Given that there’s growing interest in handling scalable vectorization in MLIR (see: [RFC] Add RISC-V Vector Extension (RVV) Dialect, and the older proposal: [RFC] Vector Dialects: Neon and SVE), I propose adding support for scalable vectors to the built-in vector type.
Motivation
The two main issues with the current approach used by ArmSVE and the proposed RVV are:
- Handling scalable vectors as low level dialect types creates redundancies between different hw dialects, and between those dialects and common ones; e.g.: rewriting Arith operations and their lowering down to LLVM IR on each of the hw-specific dialects, just to get them to accept scalable vector operands
- Adapting vectorization and lowering passes to work with scalable vectors requires either making those common dialects dependent on very low level dialects, or duplicating those passes within each of the hw-specific dialects.

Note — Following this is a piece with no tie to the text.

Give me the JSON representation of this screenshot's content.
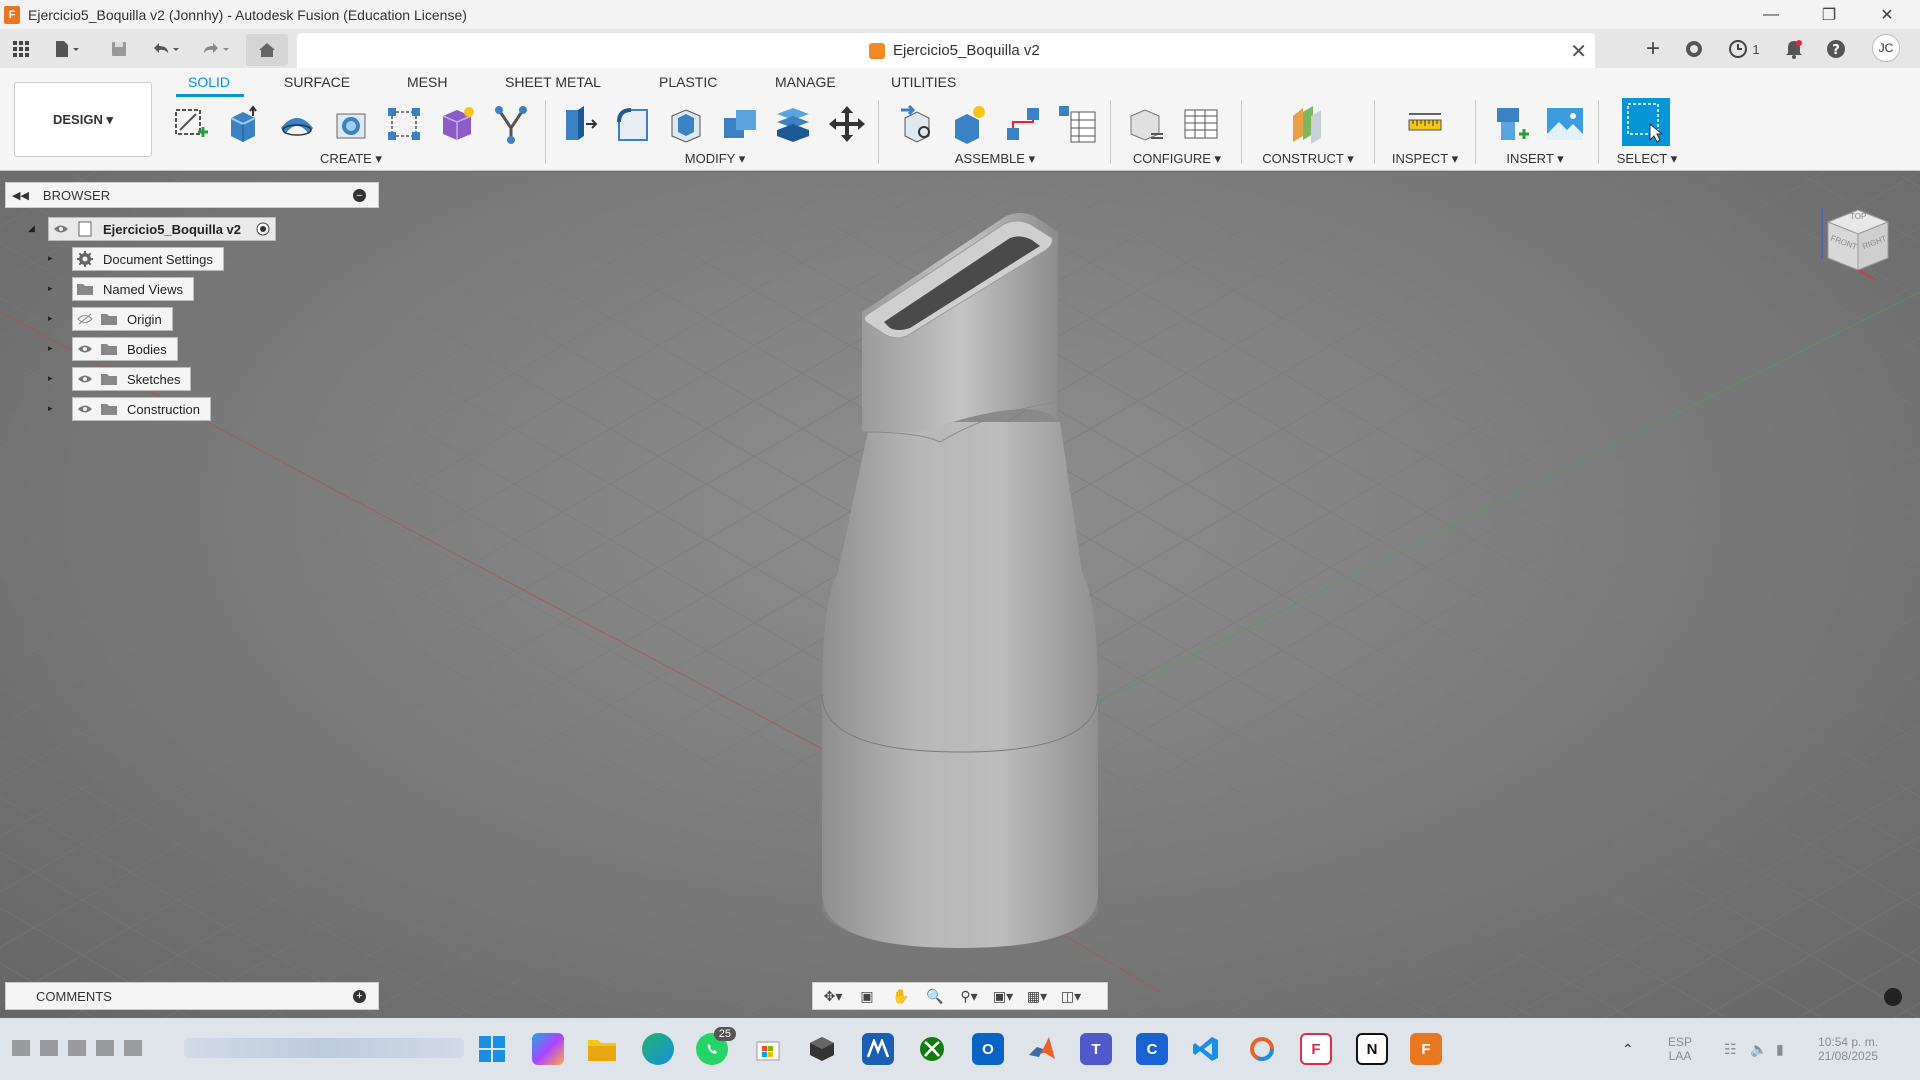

These issues make working with scalable vectors extremely cumbersome, and bound to cause a lot of maintainability issues either in scalable dialects, higher level dialects, or both. If the intention is for MLIR to be able to work on all kinds of hardware, we need a way to indicate scalability in vectors across all dialects working with them.

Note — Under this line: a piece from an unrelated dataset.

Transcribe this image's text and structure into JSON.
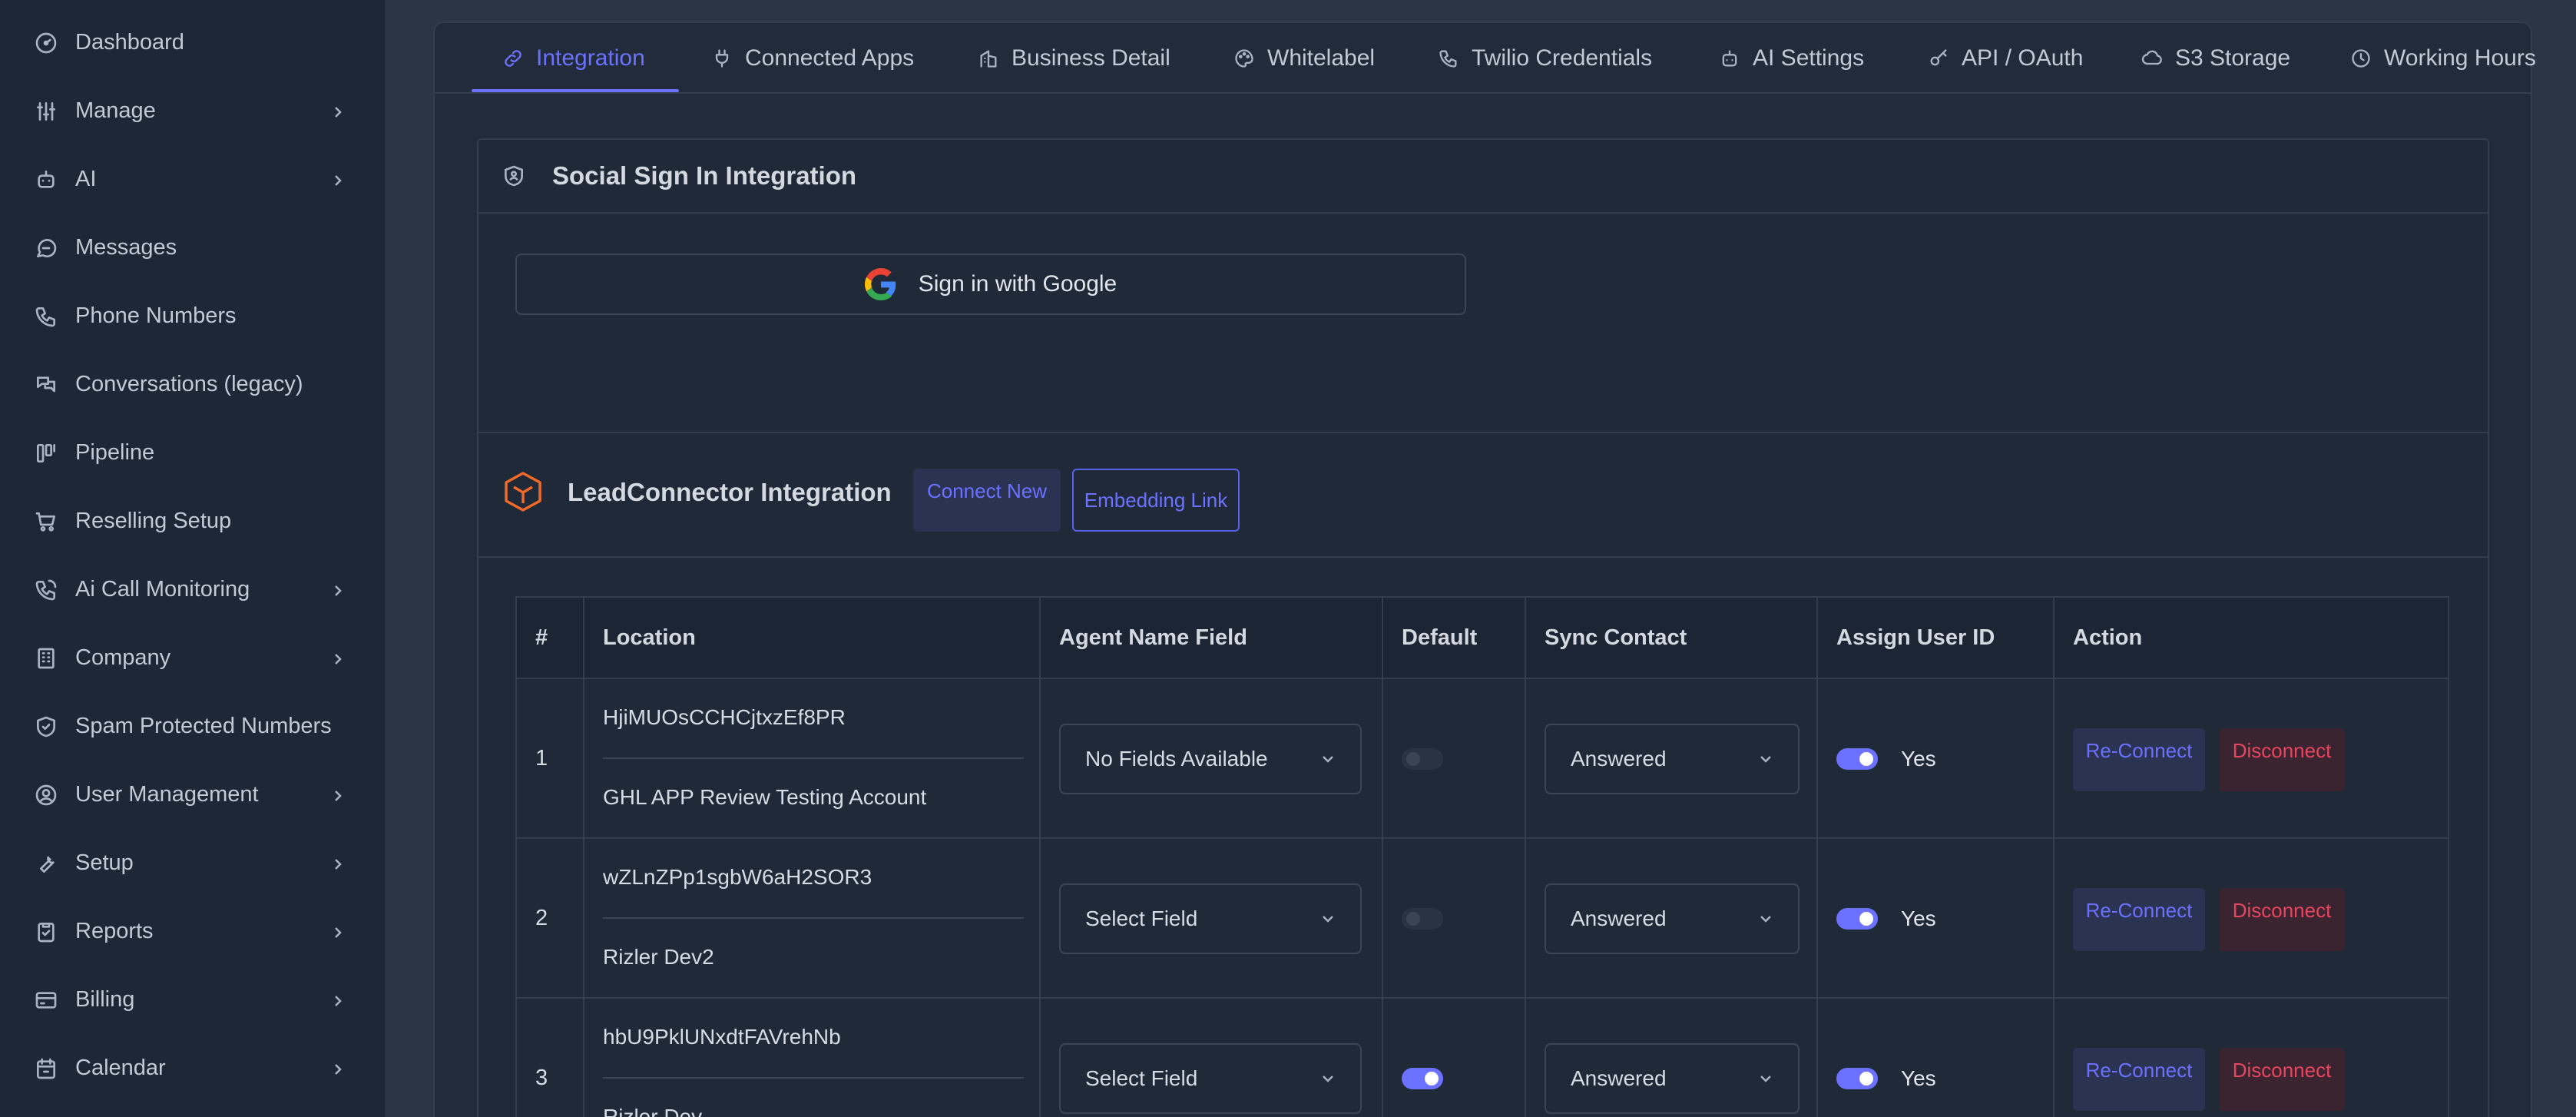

What is a scalable vector type?
A scalable vector type is a SIMD type that stores a number of elements that’s a multiple of a fixed size. The multiplicity of the vector is unknown at compile time, but it’s a constant at runtime. E.g., something like:
%0 = arith.addf %a, %b : vector<4xf32>
indicates the addition of two vectors of 4 single precision floating point elements. On the other hand, if we represent a scalable vector using double angle brackets, something like:
%0 = arith.addf %a, %b : vector<<4xf32>>
indicates the addition of two vectors that contain a multiple of 4 single precision floating point elements. The multiple is a runtime constant represented by vector_scale
, and the value is determined by the hardware implementation.
Proposed solution
As a first step, I suggest adding a flag within the VectorType class to represent scalability. This way, everything everywhere else works as it is, and a lot of what’s supported in hw dialects with scalable vector types, work automatically as part of dialects like Vector (load/store) and Arith (arithmetic & comparison operations).

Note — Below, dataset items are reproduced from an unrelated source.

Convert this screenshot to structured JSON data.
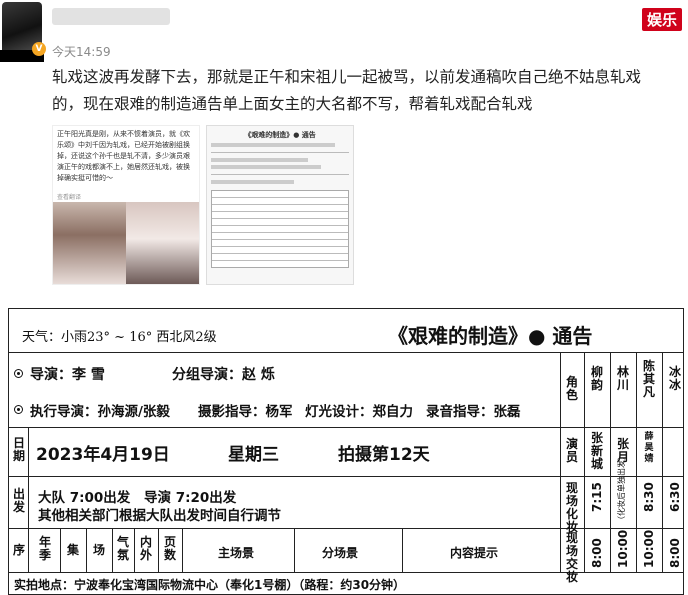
{
  "post": {
    "time": "今天14:59",
    "brand": "娱乐",
    "text_line1": "轧戏这波再发酵下去，那就是正午和宋祖儿一起被骂，以前发通稿吹自己绝不姑息轧戏",
    "text_line2": "的，现在艰难的制造通告单上面女主的大名都不写，帮着轧戏配合轧戏"
  },
  "thumb1": {
    "text": "正午阳光真是刚，从来不惯着演员，就《欢乐颂》中刘千因为轧戏，已经开始被剧组换掉，还说这个孙千也是轧不清，多少演员艰演正午的戏都演不上，她居然还轧戏，被换掉确实挺可惜的～",
    "source": "查看翻译"
  },
  "thumb2": {
    "title": "《艰难的制造》● 通告"
  },
  "call_sheet": {
    "weather": "天气：小雨23° ~ 16° 西北风2级",
    "title": "《艰难的制造》● 通告",
    "director_label": "导演：李 雪",
    "unit_director_label": "分组导演：赵 烁",
    "exec_director": "执行导演：孙海源/张毅",
    "photo_director": "摄影指导：杨军",
    "lighting": "灯光设计：郑自力",
    "sound": "录音指导：张磊",
    "date_label": "日期",
    "date": "2023年4月19日",
    "weekday": "星期三",
    "shoot_day": "拍摄第12天",
    "depart_label": "出发",
    "main_team": "大队 7:00出发",
    "director_depart": "导演 7:20出发",
    "depart_note": "其他相关部门根据大队出发时间自行调节",
    "columns": [
      "序",
      "年季",
      "集",
      "场",
      "气氛",
      "内外",
      "页数",
      "主场景",
      "分场景",
      "内容提示"
    ],
    "role_label": "角色",
    "actor_label": "演员",
    "makeup_label": "现场化妆",
    "wardrobe_label": "现场交妆",
    "cast": [
      {
        "role": "柳韵",
        "actor": "张新城",
        "makeup": "7:15",
        "arrive": "8:00"
      },
      {
        "role": "林川",
        "actor": "张月",
        "makeup": "（化妆后单独出发）",
        "arrive": "10:00"
      },
      {
        "role": "陈其凡",
        "actor": "薛昊婧",
        "makeup": "8:30",
        "arrive": "10:00"
      },
      {
        "role": "冰冰",
        "actor": "",
        "makeup": "6:30",
        "arrive": "8:00"
      }
    ],
    "location": "实拍地点：宁波奉化宝湾国际物流中心（奉化1号棚）（路程：约30分钟）"
  }
}
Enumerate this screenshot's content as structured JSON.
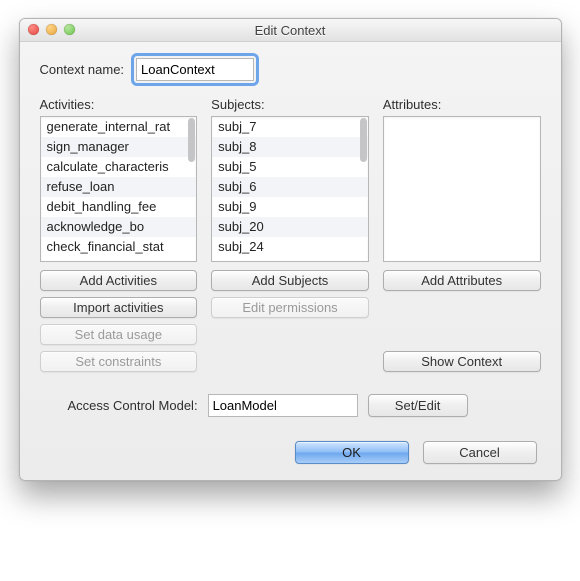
{
  "window": {
    "title": "Edit Context"
  },
  "contextName": {
    "label": "Context name:",
    "value": "LoanContext"
  },
  "columns": {
    "activities": {
      "label": "Activities:",
      "items": [
        "generate_internal_rat",
        "sign_manager",
        "calculate_characteris",
        "refuse_loan",
        "debit_handling_fee",
        "acknowledge_bo",
        "check_financial_stat"
      ],
      "buttons": {
        "add": "Add Activities",
        "import": "Import activities",
        "dataUsage": "Set data usage",
        "constraints": "Set constraints"
      }
    },
    "subjects": {
      "label": "Subjects:",
      "items": [
        "subj_7",
        "subj_8",
        "subj_5",
        "subj_6",
        "subj_9",
        "subj_20",
        "subj_24"
      ],
      "buttons": {
        "add": "Add Subjects",
        "edit": "Edit permissions"
      }
    },
    "attributes": {
      "label": "Attributes:",
      "items": [],
      "buttons": {
        "add": "Add Attributes",
        "show": "Show Context"
      }
    }
  },
  "acm": {
    "label": "Access Control Model:",
    "value": "LoanModel",
    "button": "Set/Edit"
  },
  "footer": {
    "ok": "OK",
    "cancel": "Cancel"
  }
}
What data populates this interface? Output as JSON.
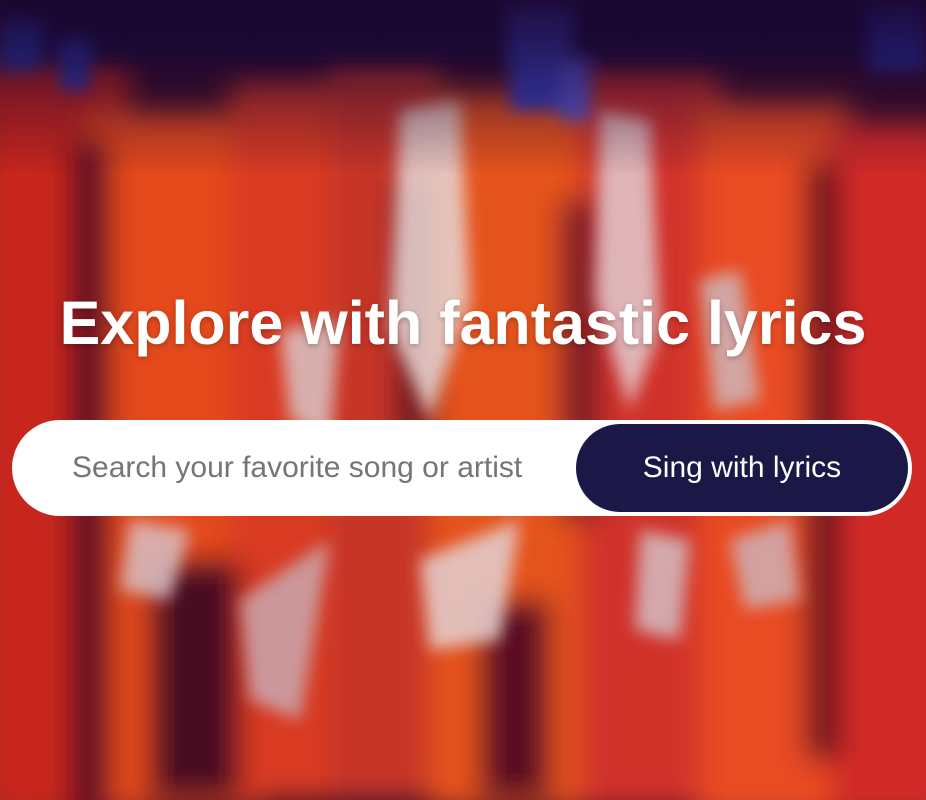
{
  "hero": {
    "headline": "Explore with fantastic lyrics",
    "background_image": "blurred-concert-dancers-photo"
  },
  "search": {
    "placeholder": "Search your favorite song or artist",
    "value": "",
    "button_label": "Sing with lyrics"
  },
  "colors": {
    "headline_text": "#ffffff",
    "search_bg": "#ffffff",
    "button_bg": "#1b1747",
    "button_text": "#ffffff",
    "placeholder_text": "#757575",
    "bg_orange": "#e8471e",
    "bg_red": "#d42a2a",
    "bg_dark": "#2a0a2e"
  }
}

As a proposed syntax for scalable vectors I’ve chosen the double angle brackets, mostly because it is friendlier to the MLIR parser than the syntax adopted by LLVM IR, but also it makes sense if you squint; in most cases, you can think of a scalable vector as an array of vectors, or a vector of vectors. That said, I will happily change it if there’s a better alternative.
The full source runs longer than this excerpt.